Not content with making headlines for banging the drum over the hypothetical Atlantic League (see WSC 156), Allan MacDonald subsequently made himself and his club a laughing stock, revealing he had commissioned a behavioural psychologist to report on the performance of referee Hugh Dallas in last May’s title decider against Rangers.
The powder keg match will be remembered for Dallas justifiably sending off two Celtic players (plus Rangers’ Rod Wallace) and awarding Rangers a penalty immediately after having been felled by a coin. Endorsing the study’s conclusion, that Dallas had been “over friendly” towards the opposition, Macdonald announced: “The referee’s body language was capable of provoking the kind of crowd reaction we don’t want to see inside Parkhead.”
The “evidence” comprised a still in which the referee appeared to have his hand on the backside of Rangers’ Giovanni van Bronckhorst. “Psychobabble nonsense,” retorted Partick Thistle’s Jim Oliver, chairman of the SFA referees committee. The reaction of pundit Davie Provan was: “MacDonald has done nothing for the image of a club that, for too long, has traded in paranoia.” And that’s from a former Celtic player.
Provan also fingered Allan MacDonald as culpable for the debacle against Inverness: “As chief executive of the football club, he has to accept that the buck stops with him.”It was MacDonald who personally had appointed Kenny Dalglish director of football, giving his golfing partner carte blanche to hire rookie John Barnes and engage other former cronies Terry Gennoe and Terry McDermott (the latter as the equivalent of a Butlins Redcoat).
It has never been made clear how, if at all, Dalglish’s “responsibility for strategic planning” with Celtic differs from the sinecure he latterly held at Blackburn. Kenny stonewalled questions on his precise role, deflecting legitimate enquiries with his customary blend of peevishness and flippancy.
In an earlier defence of John Barnes, his protégé, Dalglish said: “I stand by my decision and if it’s not right come and look for me.” But finding him was not always easy and, when Celtic went belly-up against Inverness, Kenny (and his wife) had to be summoned back from La Manga where he was on unspecified “club business”.
King Kenny’s courtier Alan Hansen ludicrously asserted that Dalglish is “braver to stay than to go” and is doing so because of his “allegiance to Celtic”. However, a more plausible explanation for his continuing at Parkhead was the claim by the Sunday Mirror that he has a rolling contract until aged 65 which will cost Celtic £750,000 to terminate.

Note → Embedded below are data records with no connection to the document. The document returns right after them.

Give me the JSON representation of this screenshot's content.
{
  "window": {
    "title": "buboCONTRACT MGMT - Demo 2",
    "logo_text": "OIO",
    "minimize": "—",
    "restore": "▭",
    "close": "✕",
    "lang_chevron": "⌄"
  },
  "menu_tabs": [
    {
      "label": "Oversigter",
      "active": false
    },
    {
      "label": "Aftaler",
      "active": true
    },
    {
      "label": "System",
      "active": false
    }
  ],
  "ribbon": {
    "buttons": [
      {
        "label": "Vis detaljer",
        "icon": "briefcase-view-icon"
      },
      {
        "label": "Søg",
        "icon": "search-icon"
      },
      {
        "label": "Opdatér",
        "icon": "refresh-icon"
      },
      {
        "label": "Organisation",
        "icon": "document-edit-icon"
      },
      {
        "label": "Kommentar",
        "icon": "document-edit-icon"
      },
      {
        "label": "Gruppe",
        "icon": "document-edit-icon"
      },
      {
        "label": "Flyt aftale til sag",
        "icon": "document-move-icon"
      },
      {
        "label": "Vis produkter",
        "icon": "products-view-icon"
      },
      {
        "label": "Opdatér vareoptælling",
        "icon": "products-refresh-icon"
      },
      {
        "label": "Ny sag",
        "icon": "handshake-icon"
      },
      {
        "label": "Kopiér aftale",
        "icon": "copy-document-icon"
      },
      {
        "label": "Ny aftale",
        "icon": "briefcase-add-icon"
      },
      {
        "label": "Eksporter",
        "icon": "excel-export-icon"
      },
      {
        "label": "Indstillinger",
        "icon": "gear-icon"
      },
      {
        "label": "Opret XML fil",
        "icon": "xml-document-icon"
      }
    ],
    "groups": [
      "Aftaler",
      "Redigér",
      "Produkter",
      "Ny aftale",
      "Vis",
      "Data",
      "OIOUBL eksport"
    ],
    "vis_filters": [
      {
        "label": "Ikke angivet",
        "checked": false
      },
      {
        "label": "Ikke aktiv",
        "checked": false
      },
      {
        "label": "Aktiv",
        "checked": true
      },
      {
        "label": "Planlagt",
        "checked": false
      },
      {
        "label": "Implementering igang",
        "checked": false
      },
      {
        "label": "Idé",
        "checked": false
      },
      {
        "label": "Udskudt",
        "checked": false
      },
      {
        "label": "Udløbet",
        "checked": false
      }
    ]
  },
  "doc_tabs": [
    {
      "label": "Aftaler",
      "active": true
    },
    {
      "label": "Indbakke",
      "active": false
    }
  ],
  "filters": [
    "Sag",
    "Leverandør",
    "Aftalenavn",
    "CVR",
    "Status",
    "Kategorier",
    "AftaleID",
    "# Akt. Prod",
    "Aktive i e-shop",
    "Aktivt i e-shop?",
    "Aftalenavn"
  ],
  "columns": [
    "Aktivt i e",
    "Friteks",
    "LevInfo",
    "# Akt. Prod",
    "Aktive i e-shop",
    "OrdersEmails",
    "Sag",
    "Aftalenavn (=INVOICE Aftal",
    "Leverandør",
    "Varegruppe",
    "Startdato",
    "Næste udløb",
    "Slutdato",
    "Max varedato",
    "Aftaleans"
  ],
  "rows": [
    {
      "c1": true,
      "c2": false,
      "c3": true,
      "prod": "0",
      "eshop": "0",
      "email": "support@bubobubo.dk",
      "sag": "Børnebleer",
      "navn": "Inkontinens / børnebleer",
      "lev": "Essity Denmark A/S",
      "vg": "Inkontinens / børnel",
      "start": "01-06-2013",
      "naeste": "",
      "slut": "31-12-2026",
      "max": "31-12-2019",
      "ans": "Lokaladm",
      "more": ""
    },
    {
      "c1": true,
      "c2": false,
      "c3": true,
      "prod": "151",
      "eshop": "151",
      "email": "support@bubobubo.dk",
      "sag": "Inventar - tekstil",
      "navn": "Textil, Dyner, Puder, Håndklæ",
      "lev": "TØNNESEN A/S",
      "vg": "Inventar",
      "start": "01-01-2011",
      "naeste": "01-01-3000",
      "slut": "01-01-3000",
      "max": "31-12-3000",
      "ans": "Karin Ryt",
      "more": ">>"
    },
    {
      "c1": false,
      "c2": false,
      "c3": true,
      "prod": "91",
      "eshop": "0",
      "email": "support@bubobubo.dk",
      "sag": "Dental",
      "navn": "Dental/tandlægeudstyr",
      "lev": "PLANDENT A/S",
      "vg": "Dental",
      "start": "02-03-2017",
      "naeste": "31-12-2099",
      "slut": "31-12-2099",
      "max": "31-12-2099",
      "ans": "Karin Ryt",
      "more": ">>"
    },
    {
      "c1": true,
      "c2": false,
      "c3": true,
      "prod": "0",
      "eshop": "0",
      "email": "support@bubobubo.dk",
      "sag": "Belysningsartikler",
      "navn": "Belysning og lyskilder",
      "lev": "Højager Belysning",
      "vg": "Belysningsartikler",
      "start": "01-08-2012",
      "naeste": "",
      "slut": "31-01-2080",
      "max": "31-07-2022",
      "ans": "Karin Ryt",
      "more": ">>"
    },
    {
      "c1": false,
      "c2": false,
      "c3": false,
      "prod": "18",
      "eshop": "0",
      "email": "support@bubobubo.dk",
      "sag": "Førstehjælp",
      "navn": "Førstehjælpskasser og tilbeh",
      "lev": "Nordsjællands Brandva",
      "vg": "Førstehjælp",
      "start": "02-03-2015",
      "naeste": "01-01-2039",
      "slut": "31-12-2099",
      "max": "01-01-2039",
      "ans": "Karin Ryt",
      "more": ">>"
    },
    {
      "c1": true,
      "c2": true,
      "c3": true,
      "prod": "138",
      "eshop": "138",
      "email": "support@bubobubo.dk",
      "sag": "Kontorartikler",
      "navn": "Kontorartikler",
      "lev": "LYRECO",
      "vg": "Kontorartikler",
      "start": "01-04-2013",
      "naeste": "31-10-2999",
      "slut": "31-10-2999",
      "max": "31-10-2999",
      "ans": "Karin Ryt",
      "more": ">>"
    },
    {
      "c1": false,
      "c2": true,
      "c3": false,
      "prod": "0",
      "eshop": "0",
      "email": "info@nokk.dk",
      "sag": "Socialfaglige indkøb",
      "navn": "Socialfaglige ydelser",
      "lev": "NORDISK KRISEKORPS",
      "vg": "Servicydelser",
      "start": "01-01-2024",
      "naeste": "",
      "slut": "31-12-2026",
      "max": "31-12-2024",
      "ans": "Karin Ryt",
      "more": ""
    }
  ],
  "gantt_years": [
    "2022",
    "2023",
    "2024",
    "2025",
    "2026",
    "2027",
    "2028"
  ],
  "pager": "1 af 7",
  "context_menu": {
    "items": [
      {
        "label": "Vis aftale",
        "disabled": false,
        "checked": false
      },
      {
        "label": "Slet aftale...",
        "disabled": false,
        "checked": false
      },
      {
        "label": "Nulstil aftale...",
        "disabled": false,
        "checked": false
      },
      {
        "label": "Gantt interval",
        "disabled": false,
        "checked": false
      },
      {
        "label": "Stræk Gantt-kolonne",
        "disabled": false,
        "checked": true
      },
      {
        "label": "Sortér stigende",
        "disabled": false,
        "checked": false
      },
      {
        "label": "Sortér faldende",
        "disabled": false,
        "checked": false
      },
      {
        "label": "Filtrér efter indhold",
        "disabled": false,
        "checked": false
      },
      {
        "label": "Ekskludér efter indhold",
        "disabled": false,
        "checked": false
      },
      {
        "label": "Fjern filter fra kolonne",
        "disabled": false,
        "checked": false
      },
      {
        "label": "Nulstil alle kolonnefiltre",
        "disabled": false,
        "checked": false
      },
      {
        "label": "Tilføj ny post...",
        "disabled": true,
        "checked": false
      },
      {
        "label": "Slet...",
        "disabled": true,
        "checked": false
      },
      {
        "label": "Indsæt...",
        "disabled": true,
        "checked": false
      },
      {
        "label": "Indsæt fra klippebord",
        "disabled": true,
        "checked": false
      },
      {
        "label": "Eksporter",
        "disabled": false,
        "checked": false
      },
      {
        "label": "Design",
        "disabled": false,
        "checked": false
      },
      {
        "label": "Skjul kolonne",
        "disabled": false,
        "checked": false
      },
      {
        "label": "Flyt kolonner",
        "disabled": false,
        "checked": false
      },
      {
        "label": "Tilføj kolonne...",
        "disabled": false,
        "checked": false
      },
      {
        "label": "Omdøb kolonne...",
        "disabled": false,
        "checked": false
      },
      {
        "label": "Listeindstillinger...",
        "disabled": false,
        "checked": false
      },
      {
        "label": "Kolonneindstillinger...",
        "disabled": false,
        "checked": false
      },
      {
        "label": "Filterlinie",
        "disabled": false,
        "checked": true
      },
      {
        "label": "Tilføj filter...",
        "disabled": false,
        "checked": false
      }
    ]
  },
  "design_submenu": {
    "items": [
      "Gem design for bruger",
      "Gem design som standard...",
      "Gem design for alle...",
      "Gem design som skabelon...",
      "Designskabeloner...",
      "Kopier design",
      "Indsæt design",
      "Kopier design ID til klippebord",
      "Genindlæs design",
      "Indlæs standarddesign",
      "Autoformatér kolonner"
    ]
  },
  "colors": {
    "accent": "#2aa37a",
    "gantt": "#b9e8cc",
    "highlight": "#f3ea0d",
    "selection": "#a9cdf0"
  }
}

Allan MacDonald, it transpires, is not so fortunate, currently having only a one-year probationary contract that ends on June 30. His stay might well be extended but there is little doubt that the plc board, anxious to prevent further dips in the club’s share price, now keep a much tighter rein on the activities of both MacDonald and Dalglish.
The club will almost certainly win the CIS League Cup on March 19 (defeat in the final by hapless Aberdeen is as unthinkable as losing to Inverness). But under the stewardship of Allan MacDonald, formerly a senior manager at British Aerospace, meaningful success for Celtic is not yet detected on the radar.